Scrapy parse javascript

眉间皱痕 提交于 2021-02-18 11:22:39

问题


I have a javascript on the page like below:

new Shopify.OptionSelectors("product-select", { product: {"id":185310341,"title":"10. Design | Siyah \u0026 beyaz kalpli",

i want to get "185310341". I am searching on google about a few hours but couldn't find anything, I hope u can help me. How can i scrape that javascript and get that id?

I tried that code :

id = sel.search('"id":(.*?),',text).group(1)
print id

but i got:

exceptions.AttributeError: 'Selector' object has no attribute 'search'

回答1:


Scrapy selectors have built-in support for regular expressions:

sel.xpath('<xpath_to_find_the_element_text>').re(r'"id":(\d+)')
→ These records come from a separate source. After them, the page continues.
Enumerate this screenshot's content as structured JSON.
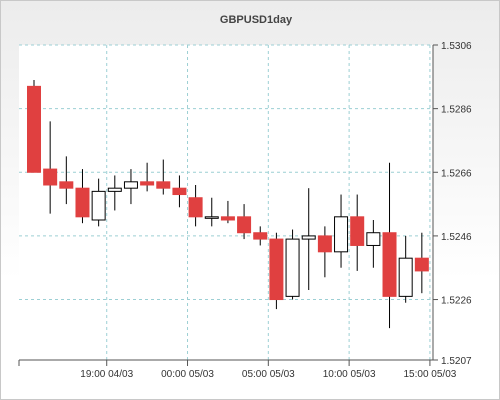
{
  "chart_data": {
    "type": "candlestick",
    "title": "GBPUSD1day",
    "xlabel": "",
    "ylabel": "",
    "ylim": [
      1.5207,
      1.5306
    ],
    "y_ticks": [
      "1.5306",
      "1.5286",
      "1.5266",
      "1.5246",
      "1.5226",
      "1.5207"
    ],
    "x_ticks": [
      {
        "label": "19:00 04/03",
        "index": 4.5
      },
      {
        "label": "00:00 05/03",
        "index": 9.5
      },
      {
        "label": "05:00 05/03",
        "index": 14.5
      },
      {
        "label": "10:00 05/03",
        "index": 19.5
      },
      {
        "label": "15:00 05/03",
        "index": 24.5
      }
    ],
    "grid": true,
    "up_color": "#ffffff",
    "down_color": "#e04040",
    "candles": [
      {
        "o": 1.5293,
        "h": 1.5295,
        "l": 1.5266,
        "c": 1.5266
      },
      {
        "o": 1.5267,
        "h": 1.5282,
        "l": 1.5253,
        "c": 1.5262
      },
      {
        "o": 1.5263,
        "h": 1.5271,
        "l": 1.5256,
        "c": 1.5261
      },
      {
        "o": 1.5261,
        "h": 1.5267,
        "l": 1.525,
        "c": 1.5252
      },
      {
        "o": 1.5251,
        "h": 1.5264,
        "l": 1.5249,
        "c": 1.526
      },
      {
        "o": 1.526,
        "h": 1.5265,
        "l": 1.5254,
        "c": 1.5261
      },
      {
        "o": 1.5261,
        "h": 1.5267,
        "l": 1.5256,
        "c": 1.5263
      },
      {
        "o": 1.5263,
        "h": 1.5269,
        "l": 1.526,
        "c": 1.5262
      },
      {
        "o": 1.5263,
        "h": 1.527,
        "l": 1.5259,
        "c": 1.5261
      },
      {
        "o": 1.5261,
        "h": 1.5265,
        "l": 1.5255,
        "c": 1.5259
      },
      {
        "o": 1.5258,
        "h": 1.5262,
        "l": 1.5249,
        "c": 1.5252
      },
      {
        "o": 1.5252,
        "h": 1.5258,
        "l": 1.5249,
        "c": 1.5252
      },
      {
        "o": 1.5252,
        "h": 1.5257,
        "l": 1.525,
        "c": 1.5251
      },
      {
        "o": 1.5252,
        "h": 1.5256,
        "l": 1.5245,
        "c": 1.5247
      },
      {
        "o": 1.5247,
        "h": 1.5249,
        "l": 1.5243,
        "c": 1.5245
      },
      {
        "o": 1.5245,
        "h": 1.5247,
        "l": 1.5223,
        "c": 1.5226
      },
      {
        "o": 1.5227,
        "h": 1.5248,
        "l": 1.5226,
        "c": 1.5245
      },
      {
        "o": 1.5245,
        "h": 1.5261,
        "l": 1.5229,
        "c": 1.5246
      },
      {
        "o": 1.5246,
        "h": 1.5249,
        "l": 1.5233,
        "c": 1.5241
      },
      {
        "o": 1.5241,
        "h": 1.5259,
        "l": 1.5236,
        "c": 1.5252
      },
      {
        "o": 1.5252,
        "h": 1.5259,
        "l": 1.5235,
        "c": 1.5243
      },
      {
        "o": 1.5243,
        "h": 1.5251,
        "l": 1.5236,
        "c": 1.5247
      },
      {
        "o": 1.5247,
        "h": 1.5269,
        "l": 1.5217,
        "c": 1.5227
      },
      {
        "o": 1.5227,
        "h": 1.5246,
        "l": 1.5225,
        "c": 1.5239
      },
      {
        "o": 1.5239,
        "h": 1.5247,
        "l": 1.5228,
        "c": 1.5235
      }
    ]
  }
}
Demo showing the work of this particular regular expression:

>>> import re
>>> s = 'new Shopify.OptionSelectors("product-select", { product: {"id":185310341,"title":"10. Design | Siyah \u0026 beyaz kalpli",'
>>> re.search('"id":(\d+)', s).group(1)
'185310341' 



回答2:


An alternative to the regex approach is to use a Javascript parser, convert the output of that parser to an XML document, and parse it with XPath.

That's what implemented in js2xml, which uses slimit and lxml (disclaimer: I wrote js2xml; warning: not stable)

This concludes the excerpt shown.